Las pesqueras no pueden cumplir con los envíos a sus clientes europeos por el conflicto con el SOMU. Representan unas 9.000 toneladas de mercadería congelada bloqueadas en el puerto. Ayer hubo una tensa reunión en el Ministerio de Trabajo.
Las pesqueras no pueden cumplir con los envíos a sus clientes europeos por el conflicto con el SOMU. Representan unas 9.000 toneladas de mercadería congelada bloqueadas en el puerto. Ayer hubo una tensa reunión en el Ministerio de Trabajo.
Las empresas pesqueras que exportan desde el muelle Almirante Storni de Puerto Madryn mantienen desde hace una semana más de 300 contenedores que debían ser llevados a Europa y no han podido ser cargados por el conflicto que desató el SOMU, que si bien por un lado acató la conciliación obligatoria, en forma paralela intimó a las navieras a que no tendrían servicio de remolque lo que se tradujo en el bloqueo real de los envíos al exterior por la vía marítima.
Los ingresos de buques portacontenedores previstos para fines de mayo y los primeros días del mes en curso fueron suspendidos hasta nuevo aviso ante la amenaza real de quedar retenidos y sin poder cargar por la situación generada por el Sindicato que enrola a los marineros que demanda mejoras salariales a las compañías con flotas pesqueras.
Si se tiene en cuenta que en cada contenedor viajan alrededor de 30 toneladas de pescado congelado procesado, el volumen de productos que están sin poder salir del país desde la estación marítima de Madryn es de 9.000 toneladas, aproximadamente, indicaron ayer fuentes empresarias a REVISTA PUERTO.
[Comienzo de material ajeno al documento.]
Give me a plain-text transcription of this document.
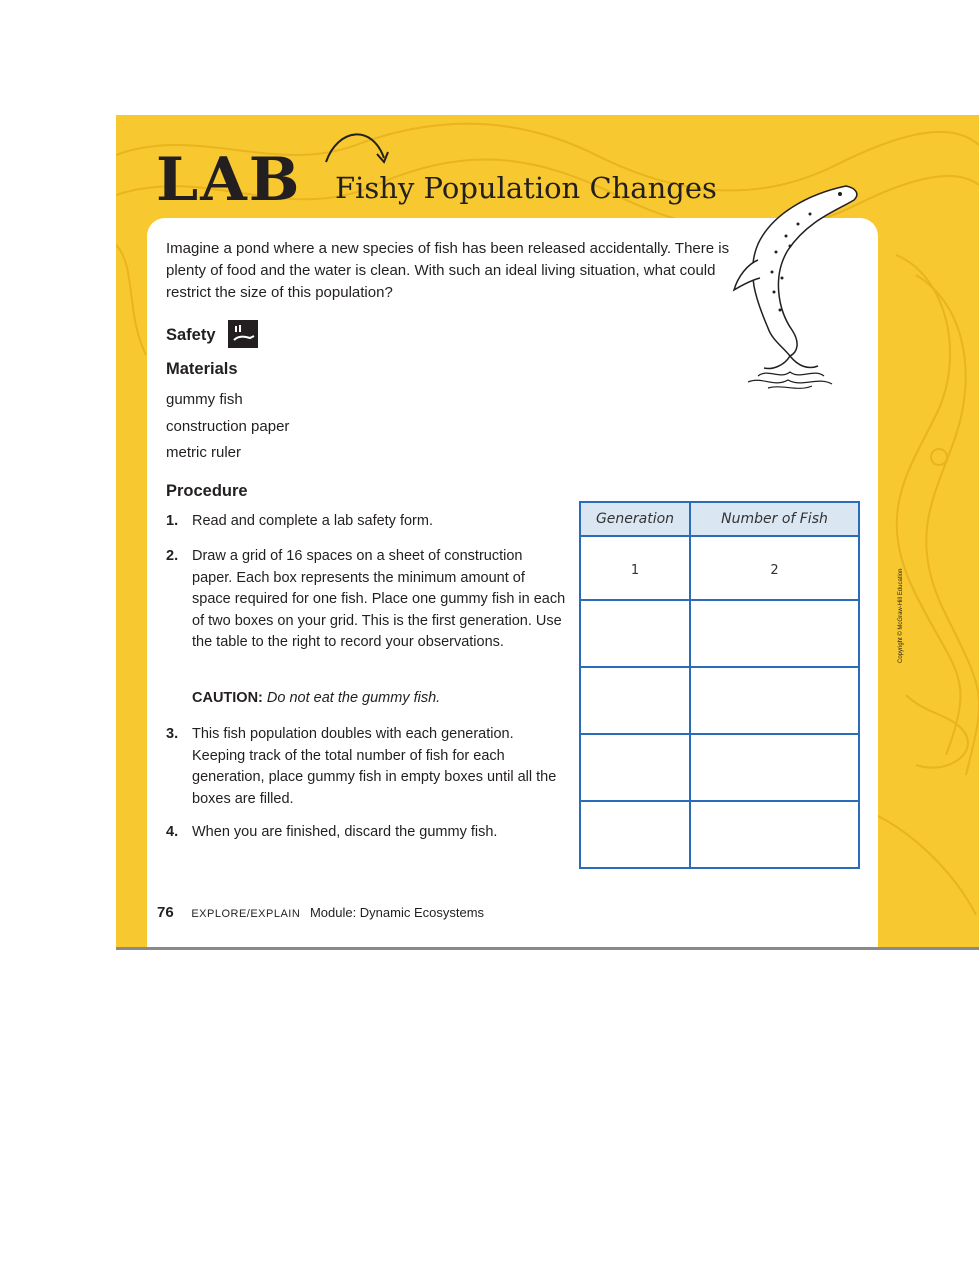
LAB Fishy Population Changes
Imagine a pond where a new species of fish has been released accidentally. There is plenty of food and the water is clean. With such an ideal living situation, what could restrict the size of this population?
Safety
Materials
gummy fish
construction paper
metric ruler
Procedure
1. Read and complete a lab safety form.
2. Draw a grid of 16 spaces on a sheet of construction paper. Each box represents the minimum amount of space required for one fish. Place one gummy fish in each of two boxes on your grid. This is the first generation. Use the table to the right to record your observations.
CAUTION: Do not eat the gummy fish.
3. This fish population doubles with each generation. Keeping track of the total number of fish for each generation, place gummy fish in empty boxes until all the boxes are filled.
4. When you are finished, discard the gummy fish.
Generation	Number of Fish
1	2

		Copyright © McGraw-Hill Education
76 EXPLORE/EXPLAIN Module: Dynamic Ecosystems
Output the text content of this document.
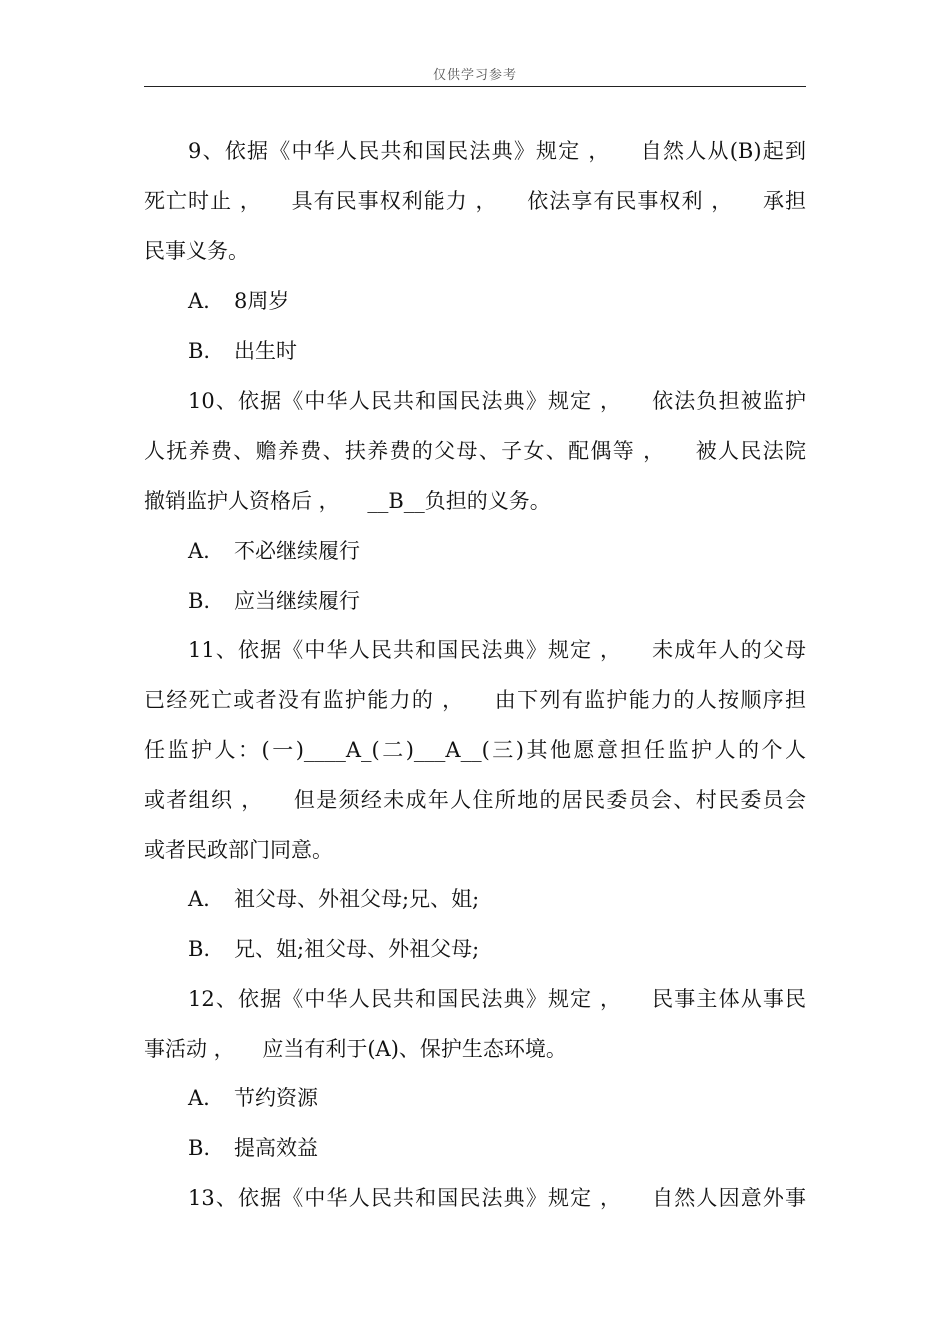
仅供学习参考
9、依据《中华人民共和国民法典》规定 ， 　自然人从(B)起到
死亡时止 ， 　具有民事权利能力 ， 　依法享有民事权利 ， 　承担
民事义务。
A. 8周岁
B. 出生时
10、依据《中华人民共和国民法典》规定 ， 　依法负担被监护
人抚养费、赡养费、扶养费的父母、子女、配偶等 ， 　被人民法院
撤销监护人资格后 ， 　__B__负担的义务。
A. 不必继续履行
B. 应当继续履行
11、依据《中华人民共和国民法典》规定 ， 　未成年人的父母
已经死亡或者没有监护能力的 ， 　由下列有监护能力的人按顺序担
任监护人：(一)____A_(二)___A__(三)其他愿意担任监护人的个人
或者组织 ， 　但是须经未成年人住所地的居民委员会、村民委员会
或者民政部门同意。
A. 祖父母、外祖父母;兄、姐;
B. 兄、姐;祖父母、外祖父母;
12、依据《中华人民共和国民法典》规定 ， 　民事主体从事民
事活动 ， 　应当有利于(A)、保护生态环境。
A. 节约资源
B. 提高效益
13、依据《中华人民共和国民法典》规定 ， 　自然人因意外事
Se trata de mercadería que ya está vendida por parte de las firmas pesqueras a clientes de la Unión Europea que, a sabiendas de lo que está sucediendo acá, han resuelto suspender o cancelar las transferencias por el pago de esos productos ya que no se sabe con precisión la fecha en que serán entregados en destino.
Tal circunstancia coloca a las empresas del sector en una más que incomoda situación, tanto financiera, como de incumplimiento ante sus clientes en un mercado internacional cada vez más exigente y sensible. Cabe señalar que las pesqueras deben asumir las consecuencias que acarrean estas demoras en los despachos de los contenedores al exterior, ya que como es lógico, las empresas importadoras de alimentos tanto de Europa, Brasil y los Estados Unidos adoptan una serie de recaudos por contratiempos de este tipo.
La falta de cumplimiento en la entrega del pescado congelado comercializado previamente ocasiona a las compañías no sólo la demora en el pago de tales transacciones, sino que puede significarles la pérdida de determinados mercados si esto se extiende en el tiempo. En el contexto internacional que envuelve a los mercados, hechos de este tipo terminan a la postre atentando contra las empresas y consecuentemente contra la propia fuente laboral que los sindicalistas dicen querer preservar.
El SOMU declaró hace una semana una serie de medidas de fuerza en reclamo de actualizaciones salariales de sus afiliados, en primer instancia se impidió la zarpada de los buques pesqueros congeladores, y se amenazó con que los tangoneros que llegarán a puerto no podrían volver a salir.
Ante la presentación en el Ministerio de Trabajo de las cámaras empresarias marplatenses y la CAPIP se dictó inmediatamente la conciliación obligatoria y se acordó una primera audiencia que tuvo lugar ayer en la ciudad de Buenos Aires. El gremio aceptó lo dispuesto por la cartera laboral, pero al mismo tiempo ordenó a sus delegaciones a bloquear el movimiento de contenedores con productos pesqueros que tuvieran destino el exterior.
Las navieras alertadas por esa amenaza sindical optaron por no tocar puerto y posponer los ingresos aguardando la evolución del conflicto. Lo que evitan es que queden retenidos los buques portacontenedores o ingresar sin poder producir las cargas pactadas con el perjuicio millonario que eso significa.
En este contexto, se llevó a cabo en la tarde de ayer una reunión en la Capital Federal, de la que participaron los representantes de las empresas y la cúpula del SOMU. Trascendió que fue una audiencia muy tensa por las posturas firmes de cada parte, al tiempo que desde el gremio intentaban desligarse del no ingreso de los portacontenedores a los puertos indicando que habían acatado la medida del Ministerio de retrotraer la situación.
Al cierre de este despacho había incertidumbre por cómo evolucionará este conflicto, entendiendo que el paso de los días con las cargas sin poder salir al exterior agravaría la situación.